NFL
Ballad of the Big Men: Defining the Legacies of NFL Nose Tackles
By Robert Mays at
In the run-up to Monday Night Football this week, there was a lot of talk about the chance for Patriots-Texans to be a showcase. In front of a national audience, one of the best defensive players in the NFL was afforded a chance to show the football-watching world just how vital he is to his team’s long-term success. If the AFC powerhouse to which he belonged was going to make a run, he’d certainly be part of it, and that run would start in Foxboro.
That’s pretty much how things played out. The only difference is that the player in question wasn’t the one most people would have guessed. Vince Wilfork, at age 31 and in his ninth season in New England, was absolutely dominant against Houston on Monday. With Wilfork in the middle of the Patriots’ defense, the Texans’ revered running game was rendered useless, and the 325-pounder even added his 15th career sack with a strip of Matt Schaub.

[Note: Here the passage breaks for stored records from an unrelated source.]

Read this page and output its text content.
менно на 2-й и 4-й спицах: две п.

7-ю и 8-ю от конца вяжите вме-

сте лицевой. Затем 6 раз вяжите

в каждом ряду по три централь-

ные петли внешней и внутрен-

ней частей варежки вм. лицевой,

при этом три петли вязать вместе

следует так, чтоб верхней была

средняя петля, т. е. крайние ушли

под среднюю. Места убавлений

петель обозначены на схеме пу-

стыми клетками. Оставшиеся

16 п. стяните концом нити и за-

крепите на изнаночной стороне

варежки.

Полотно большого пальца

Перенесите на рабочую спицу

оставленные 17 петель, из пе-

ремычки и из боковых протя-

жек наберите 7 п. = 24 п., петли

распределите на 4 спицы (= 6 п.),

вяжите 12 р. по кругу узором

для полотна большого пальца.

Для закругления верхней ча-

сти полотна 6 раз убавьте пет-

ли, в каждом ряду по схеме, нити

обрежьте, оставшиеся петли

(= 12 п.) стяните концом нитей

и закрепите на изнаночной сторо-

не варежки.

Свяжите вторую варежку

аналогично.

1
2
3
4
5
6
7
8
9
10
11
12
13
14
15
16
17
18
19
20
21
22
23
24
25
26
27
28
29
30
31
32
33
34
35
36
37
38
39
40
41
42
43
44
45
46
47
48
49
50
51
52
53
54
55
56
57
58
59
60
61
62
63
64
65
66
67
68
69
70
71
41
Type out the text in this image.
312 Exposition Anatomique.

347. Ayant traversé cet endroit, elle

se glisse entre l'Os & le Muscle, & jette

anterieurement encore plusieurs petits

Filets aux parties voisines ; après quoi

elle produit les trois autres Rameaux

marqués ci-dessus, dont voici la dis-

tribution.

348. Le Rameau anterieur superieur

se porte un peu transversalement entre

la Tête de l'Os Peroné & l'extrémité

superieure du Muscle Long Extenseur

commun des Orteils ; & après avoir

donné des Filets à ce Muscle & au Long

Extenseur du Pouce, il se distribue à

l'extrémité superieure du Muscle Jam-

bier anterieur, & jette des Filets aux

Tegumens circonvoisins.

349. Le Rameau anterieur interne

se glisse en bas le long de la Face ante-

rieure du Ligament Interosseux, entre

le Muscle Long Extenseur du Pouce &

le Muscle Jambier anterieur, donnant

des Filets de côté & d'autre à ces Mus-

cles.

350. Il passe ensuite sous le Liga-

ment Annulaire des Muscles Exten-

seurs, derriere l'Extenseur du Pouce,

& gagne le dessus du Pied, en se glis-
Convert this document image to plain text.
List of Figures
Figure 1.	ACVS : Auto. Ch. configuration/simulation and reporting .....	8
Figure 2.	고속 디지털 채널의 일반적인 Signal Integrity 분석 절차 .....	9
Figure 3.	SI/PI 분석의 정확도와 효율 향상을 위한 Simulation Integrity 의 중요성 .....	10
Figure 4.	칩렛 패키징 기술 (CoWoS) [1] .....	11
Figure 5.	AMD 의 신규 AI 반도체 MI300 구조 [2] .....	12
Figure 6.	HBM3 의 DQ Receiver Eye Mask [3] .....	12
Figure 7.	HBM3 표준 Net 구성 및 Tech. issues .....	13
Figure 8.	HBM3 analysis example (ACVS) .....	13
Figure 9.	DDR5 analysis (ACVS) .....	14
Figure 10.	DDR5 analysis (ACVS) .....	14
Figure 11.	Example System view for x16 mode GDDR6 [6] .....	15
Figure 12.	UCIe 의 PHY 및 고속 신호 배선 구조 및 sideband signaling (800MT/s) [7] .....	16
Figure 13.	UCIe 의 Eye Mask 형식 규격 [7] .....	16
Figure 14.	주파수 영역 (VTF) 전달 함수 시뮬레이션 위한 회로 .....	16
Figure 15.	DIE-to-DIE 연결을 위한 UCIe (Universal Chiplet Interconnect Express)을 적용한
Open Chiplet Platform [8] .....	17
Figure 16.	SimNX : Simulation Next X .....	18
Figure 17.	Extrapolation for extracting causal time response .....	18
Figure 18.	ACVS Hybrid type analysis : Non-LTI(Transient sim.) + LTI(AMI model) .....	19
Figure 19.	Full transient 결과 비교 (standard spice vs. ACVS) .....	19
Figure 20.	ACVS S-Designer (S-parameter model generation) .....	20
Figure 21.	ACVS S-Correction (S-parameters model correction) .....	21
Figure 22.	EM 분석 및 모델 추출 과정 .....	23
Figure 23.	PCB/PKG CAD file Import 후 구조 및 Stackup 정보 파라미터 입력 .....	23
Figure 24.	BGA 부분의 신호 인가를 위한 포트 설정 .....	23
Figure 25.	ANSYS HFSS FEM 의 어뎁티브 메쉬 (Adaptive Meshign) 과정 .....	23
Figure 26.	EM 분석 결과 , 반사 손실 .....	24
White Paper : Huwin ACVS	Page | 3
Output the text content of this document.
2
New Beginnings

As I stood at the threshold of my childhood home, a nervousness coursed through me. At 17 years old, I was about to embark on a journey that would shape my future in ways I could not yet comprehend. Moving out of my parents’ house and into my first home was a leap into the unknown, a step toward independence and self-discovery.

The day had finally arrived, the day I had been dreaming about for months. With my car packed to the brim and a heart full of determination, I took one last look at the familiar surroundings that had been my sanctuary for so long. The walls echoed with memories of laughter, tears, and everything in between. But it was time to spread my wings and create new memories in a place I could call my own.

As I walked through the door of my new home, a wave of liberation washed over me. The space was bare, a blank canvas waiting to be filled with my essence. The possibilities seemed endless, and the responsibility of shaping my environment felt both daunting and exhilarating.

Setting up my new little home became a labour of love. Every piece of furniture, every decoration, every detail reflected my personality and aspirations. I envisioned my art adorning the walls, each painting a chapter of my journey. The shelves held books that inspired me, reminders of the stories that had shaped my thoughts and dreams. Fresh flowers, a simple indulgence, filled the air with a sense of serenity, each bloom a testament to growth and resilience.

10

Wilfork’s impact is nothing new. For a while now he’s been the most impactful member of the New England defense, and he’s got more than a few Pro Bowl trips to show for it. Not often, though, does he have a game that causes everyone to take notice. What came as a surprise when Wilfork sacked Schaub wasn’t that it happened, but that it had only happened 14 times before. The whole thing — Wilfork’s game and the relative lack of stats — was enough to start a Twitter conversation (credit to ESPN The Magazine’s Kevin Van Valkenburg for starting it) about Wilfork’s chances at getting to Canton, and, for that matter, the chances for any of the players who’ve had careers that mirror his.